I'm hopeful that ophthalmologists who have optometrists in their practices, they'll both want to come to attend the meeting and give careful thought to how are we going to screen all these potential patients for geographic atrophy treatment. Who's going to do that screening, who's going to identify the candidate patients who's going to educate them, etc, and figure out how to incorporate so many of these new treatments, therapies, and opportunities into the practice.

As I said, geographic atrophy, but again myopia is enormous. Who's going to be screening all these children? It's already clear in the United States, we have a extreme shortage of pediatric ophthalmologists in most counties in the United States. So who's going to do it? It's going to be presumably comprehensive ophthalmologists and optometrists. And they'll be wanting to figure out how to handle that, all of us, in our practices to address an enormous unmet need.

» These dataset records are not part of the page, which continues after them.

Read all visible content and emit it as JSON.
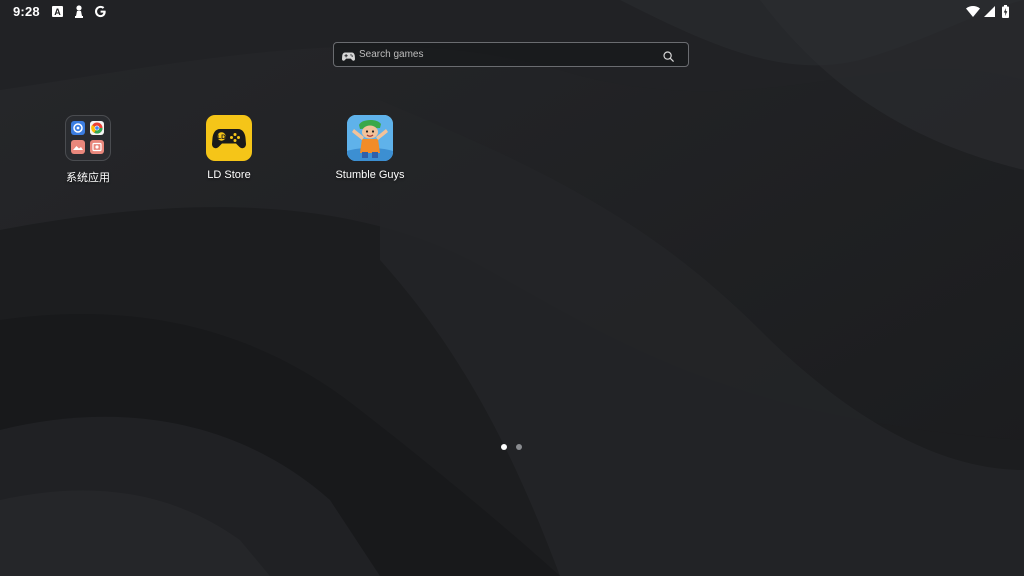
{
  "status_bar": {
    "time": "9:28",
    "left_icons": [
      "text-a-notification-icon",
      "pawn-notification-icon",
      "google-notification-icon"
    ],
    "right_icons": [
      "wifi-icon",
      "cell-signal-icon",
      "battery-charging-icon"
    ],
    "google_letter": "G",
    "a_letter": "A"
  },
  "search": {
    "placeholder": "Search games",
    "icon_left": "gamepad-icon",
    "icon_right": "search-icon"
  },
  "apps": [
    {
      "label": "系统应用",
      "icon": "system-apps-folder-icon"
    },
    {
      "label": "LD Store",
      "icon": "ld-store-gamepad-icon"
    },
    {
      "label": "Stumble Guys",
      "icon": "stumble-guys-icon"
    }
  ],
  "pages": {
    "count": 2,
    "current": 1
  },
  "colors": {
    "ld_store_yellow": "#f5c518",
    "wallpaper_dark": "#1e1f21"
  }
}
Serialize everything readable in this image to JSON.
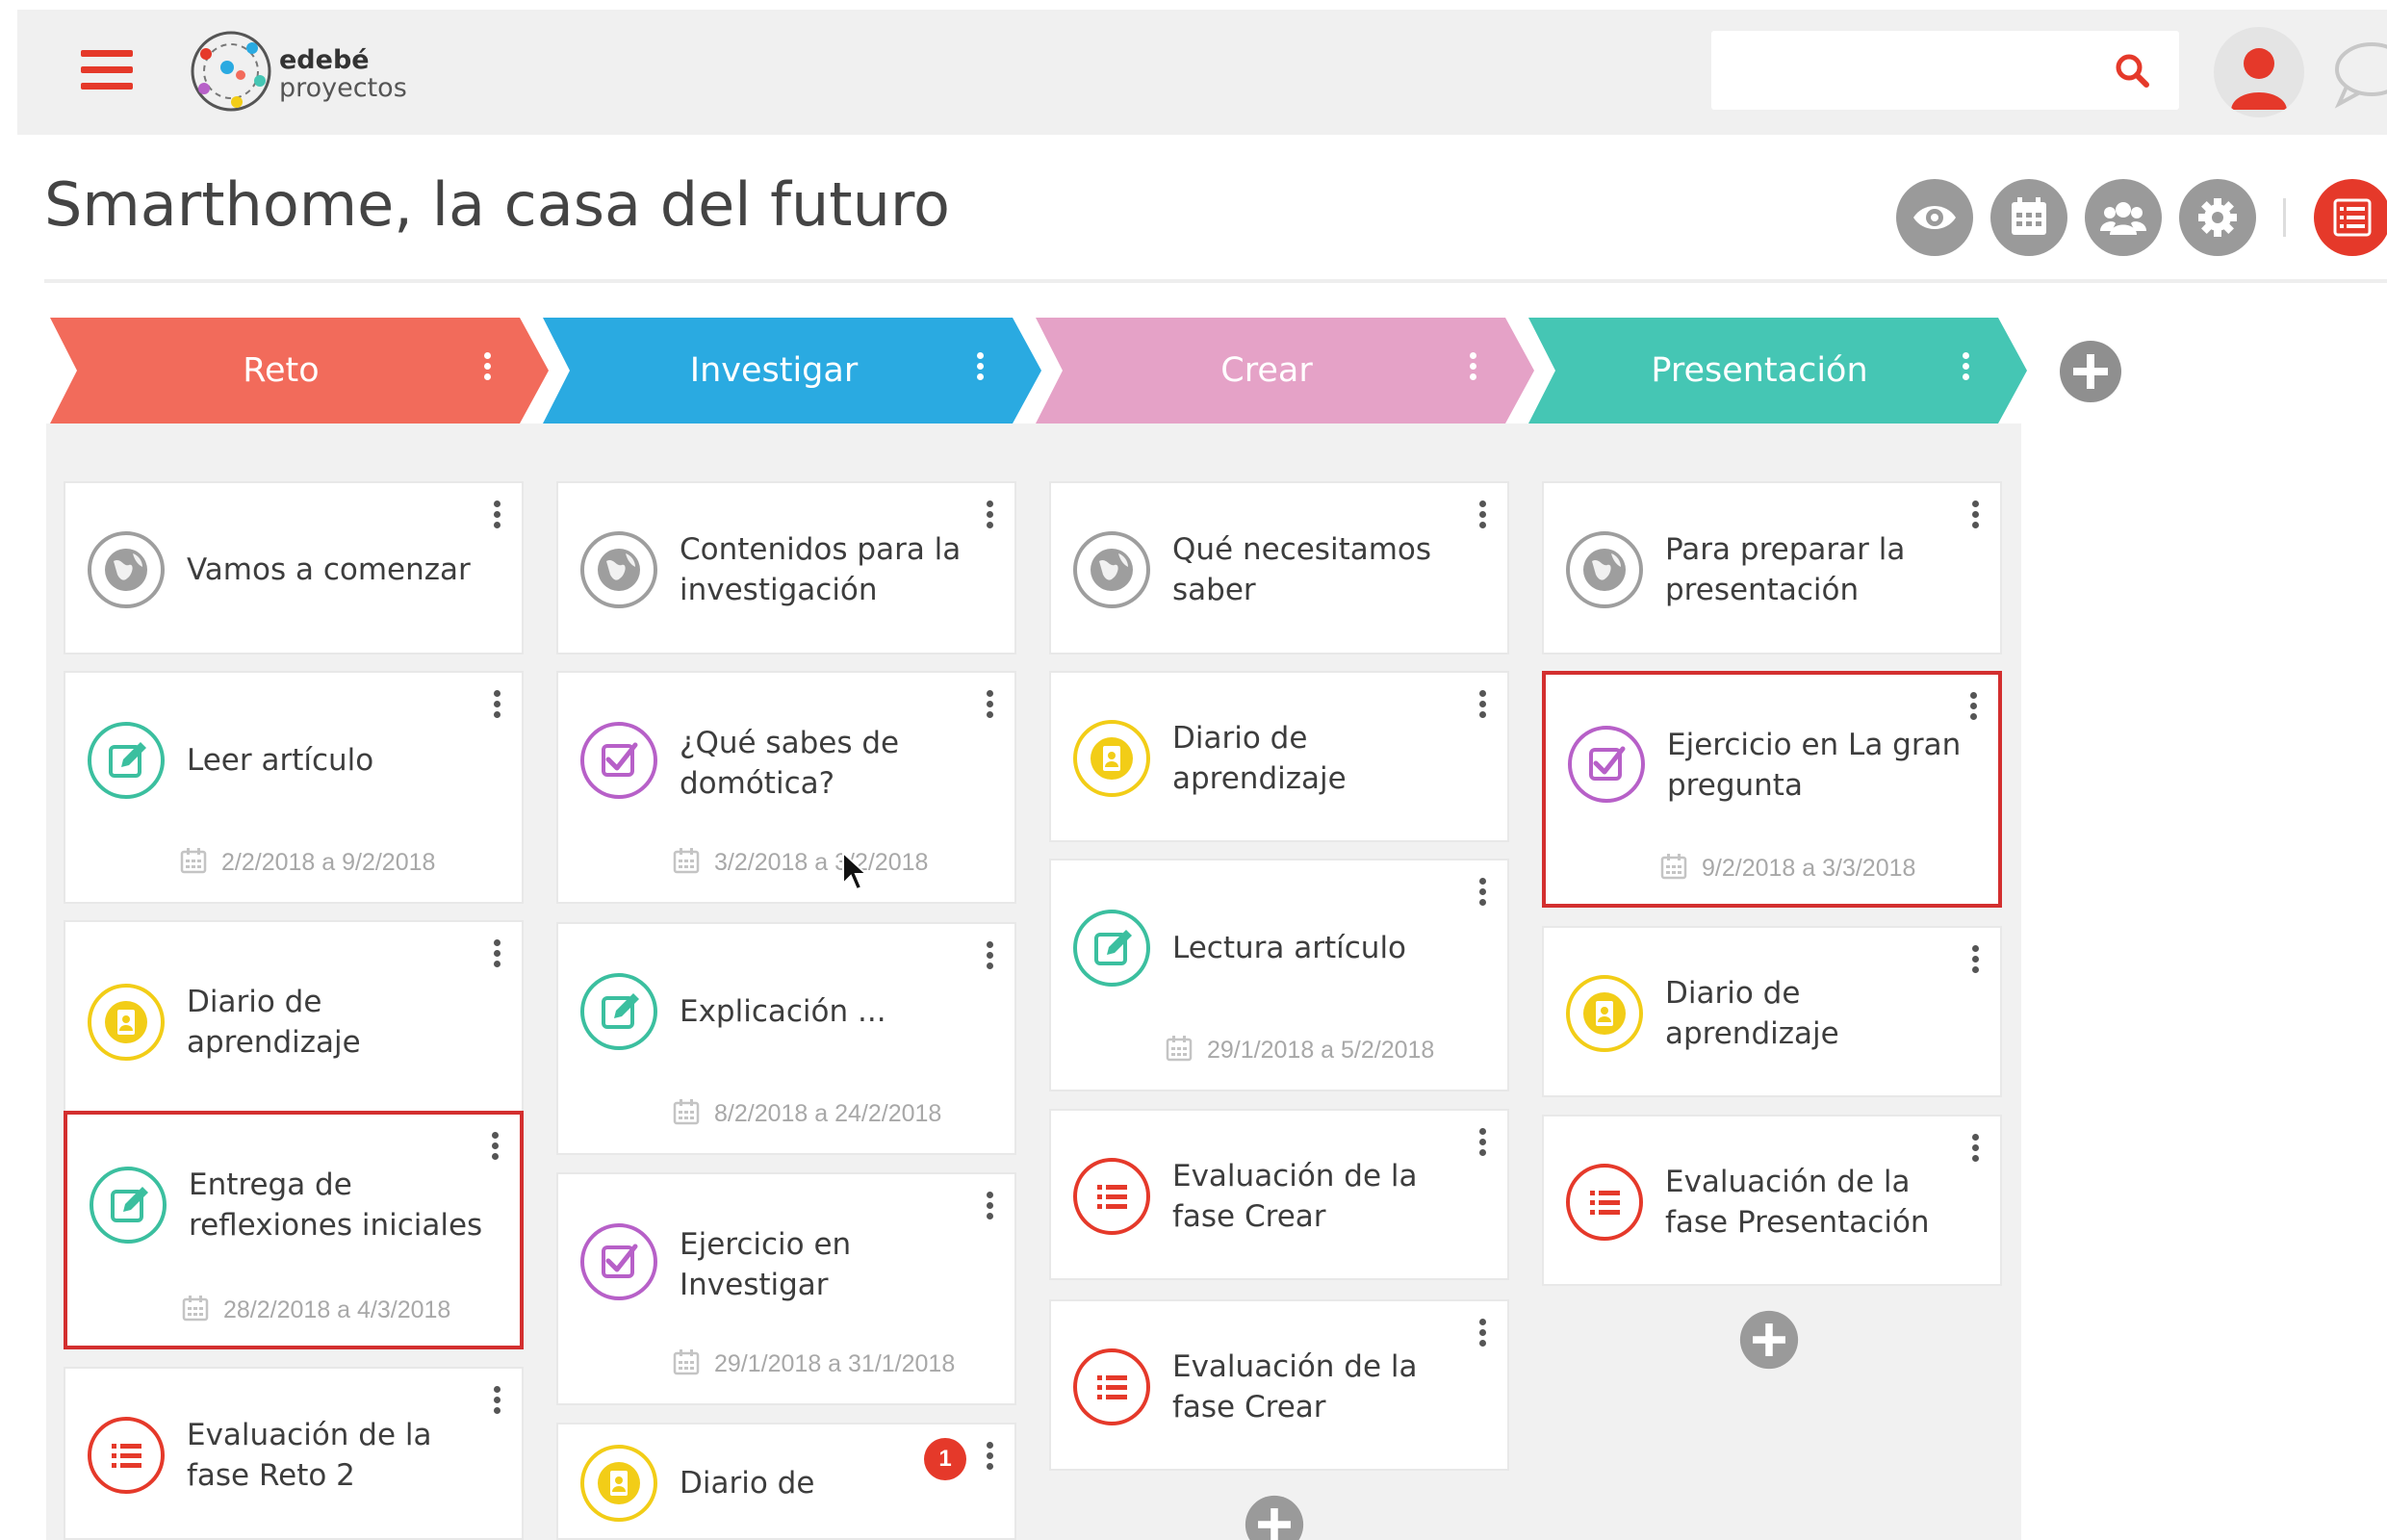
{
  "header": {
    "logo_line1": "edebé",
    "logo_line2": "proyectos",
    "search_placeholder": "",
    "search_value": ""
  },
  "page": {
    "title": "Smarthome, la casa del futuro"
  },
  "toolbar": {
    "icons": [
      "eye-icon",
      "calendar-icon",
      "group-icon",
      "gear-icon",
      "list-icon"
    ]
  },
  "colors": {
    "accent": "#e5392a",
    "reto": "#f26b5b",
    "investigar": "#2aaae1",
    "crear": "#e5a2c7",
    "presentacion": "#45c6b4",
    "icon_globe": "#9e9e9e",
    "icon_edit": "#3bbf9f",
    "icon_check": "#b760c8",
    "icon_diary": "#f2cd17",
    "icon_list": "#e5392a"
  },
  "columns": [
    {
      "title": "Reto",
      "cards": [
        {
          "type": "globe",
          "title": "Vamos a comenzar"
        },
        {
          "type": "edit",
          "title": "Leer artículo",
          "date": "2/2/2018 a 9/2/2018"
        },
        {
          "type": "diary",
          "title": "Diario de aprendizaje"
        },
        {
          "type": "edit",
          "title": "Entrega de reflexiones iniciales",
          "date": "28/2/2018 a 4/3/2018"
        },
        {
          "type": "list",
          "title": "Evaluación de la fase Reto 2"
        }
      ]
    },
    {
      "title": "Investigar",
      "cards": [
        {
          "type": "globe",
          "title": "Contenidos para la investigación"
        },
        {
          "type": "check",
          "title": "¿Qué sabes de domótica?",
          "date": "3/2/2018 a 3/2/2018"
        },
        {
          "type": "edit",
          "title": "Explicación ...",
          "date": "8/2/2018 a 24/2/2018"
        },
        {
          "type": "check",
          "title": "Ejercicio en Investigar",
          "date": "29/1/2018 a 31/1/2018"
        },
        {
          "type": "diary",
          "title": "Diario de",
          "badge": "1"
        }
      ]
    },
    {
      "title": "Crear",
      "cards": [
        {
          "type": "globe",
          "title": "Qué necesitamos saber"
        },
        {
          "type": "diary",
          "title": "Diario de aprendizaje"
        },
        {
          "type": "edit",
          "title": "Lectura artículo",
          "date": "29/1/2018 a 5/2/2018"
        },
        {
          "type": "list",
          "title": "Evaluación de la fase Crear"
        },
        {
          "type": "list",
          "title": "Evaluación de la fase Crear"
        }
      ]
    },
    {
      "title": "Presentación",
      "cards": [
        {
          "type": "globe",
          "title": "Para preparar la presentación"
        },
        {
          "type": "check",
          "title": "Ejercicio en La gran pregunta",
          "date": "9/2/2018 a 3/3/2018"
        },
        {
          "type": "diary",
          "title": "Diario de aprendizaje"
        },
        {
          "type": "list",
          "title": "Evaluación de la fase Presentación"
        }
      ]
    }
  ]
}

Stevenson: In terms of the conference itself, what makes it unique from other conferences? Or is there anything else in that aspect that you'd like to touch upon that we have not talked about yet?

McDonnell: Last week, one of my colleagues from another state called me, and he told me that he attended the meeting last year virtually. I said, What do you think of it? And he said, I thought it was great. It seemed every speaker had these pearls that I was able to use in my practice right away. And he just found it so helpful.

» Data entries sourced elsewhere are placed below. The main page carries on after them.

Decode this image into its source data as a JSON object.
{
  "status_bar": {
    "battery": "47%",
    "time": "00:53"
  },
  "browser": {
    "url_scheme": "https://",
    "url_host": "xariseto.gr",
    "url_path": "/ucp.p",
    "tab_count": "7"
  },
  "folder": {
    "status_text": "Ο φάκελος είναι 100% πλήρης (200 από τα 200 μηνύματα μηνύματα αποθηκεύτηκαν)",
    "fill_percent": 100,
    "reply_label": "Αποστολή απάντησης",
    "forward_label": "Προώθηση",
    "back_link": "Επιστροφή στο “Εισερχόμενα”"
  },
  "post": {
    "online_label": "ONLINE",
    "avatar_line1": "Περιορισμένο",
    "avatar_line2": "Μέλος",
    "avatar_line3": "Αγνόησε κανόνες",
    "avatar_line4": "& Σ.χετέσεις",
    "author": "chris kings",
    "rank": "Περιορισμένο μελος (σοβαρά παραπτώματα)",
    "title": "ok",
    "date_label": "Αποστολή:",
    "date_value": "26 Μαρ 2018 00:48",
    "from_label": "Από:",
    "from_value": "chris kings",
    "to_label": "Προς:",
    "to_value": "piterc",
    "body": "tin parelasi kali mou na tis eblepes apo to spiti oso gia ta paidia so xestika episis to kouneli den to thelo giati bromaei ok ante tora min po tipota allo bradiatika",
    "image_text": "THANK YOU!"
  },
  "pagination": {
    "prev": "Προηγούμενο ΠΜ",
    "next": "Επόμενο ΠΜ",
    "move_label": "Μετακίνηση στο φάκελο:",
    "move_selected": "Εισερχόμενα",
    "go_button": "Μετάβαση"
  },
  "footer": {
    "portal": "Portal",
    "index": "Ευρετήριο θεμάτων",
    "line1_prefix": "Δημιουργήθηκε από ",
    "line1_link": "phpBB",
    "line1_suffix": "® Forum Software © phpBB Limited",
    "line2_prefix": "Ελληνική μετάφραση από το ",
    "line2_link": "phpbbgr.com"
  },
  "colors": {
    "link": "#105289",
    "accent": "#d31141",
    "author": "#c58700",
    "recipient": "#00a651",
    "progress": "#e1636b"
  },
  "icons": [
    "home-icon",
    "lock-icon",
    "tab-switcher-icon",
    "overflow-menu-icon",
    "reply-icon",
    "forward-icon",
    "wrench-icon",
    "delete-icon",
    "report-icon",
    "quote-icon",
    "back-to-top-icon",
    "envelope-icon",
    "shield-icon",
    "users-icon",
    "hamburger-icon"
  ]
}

I love that response, because that was exactly what we've been hoping for with this meeting.

The speakers [are challenged] to please think about what pearls can they share to the practicing attendees based on their years of experience in their area that the attendees can bring back and use in their practice on Monday after the meeting. Add some new services to their practice, become more efficient at delivering care for certain patients. And specifically I've said if possible, I'd like them to come up with something that when the ophthalmologist goes back and uses it the next week he or she will have paid for the fee of attending the meeting. The meeting will pay for itself. That's exactly what we're hoping for.

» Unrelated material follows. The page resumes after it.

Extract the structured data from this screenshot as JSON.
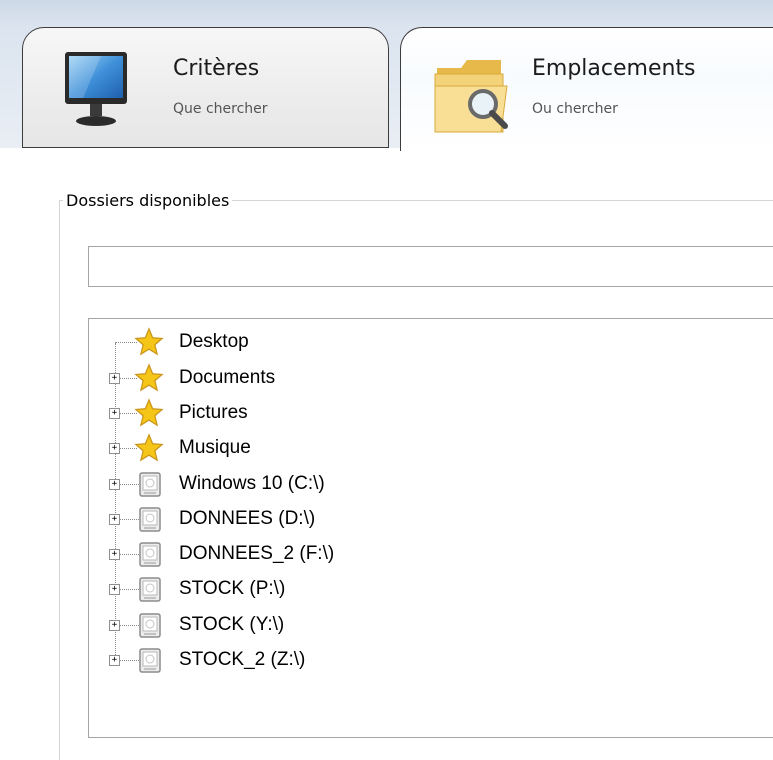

Rather than some sort of vague review of the science, and don't get me wrong, I love science, but actually how the practical side of things... how this new information can be applied in our practices right away, not 10 years from now, but right away to better help our patients, help our practices run more smoothly and effectively help us serve more patients better, and recoup the investment that we put into bringing ourselves and maybe our families down to Sanibel Island to this beautiful environment for a couple of days of learning.

I hope most attendees feel that way that they come away with not only a better understanding of the current literature, etc, but actually a lot of pearls and how to use this...incorporate this information into the practices.

Stevenson: We certainly look forward to seeing you and the faculty there in early December down in Sanibel Island. Thank you again so much for your time today. Really appreciate it and we look forward to learning more in the coming weeks and months about the meeting.

McDonnell: Nice to speak with you, Sheryl.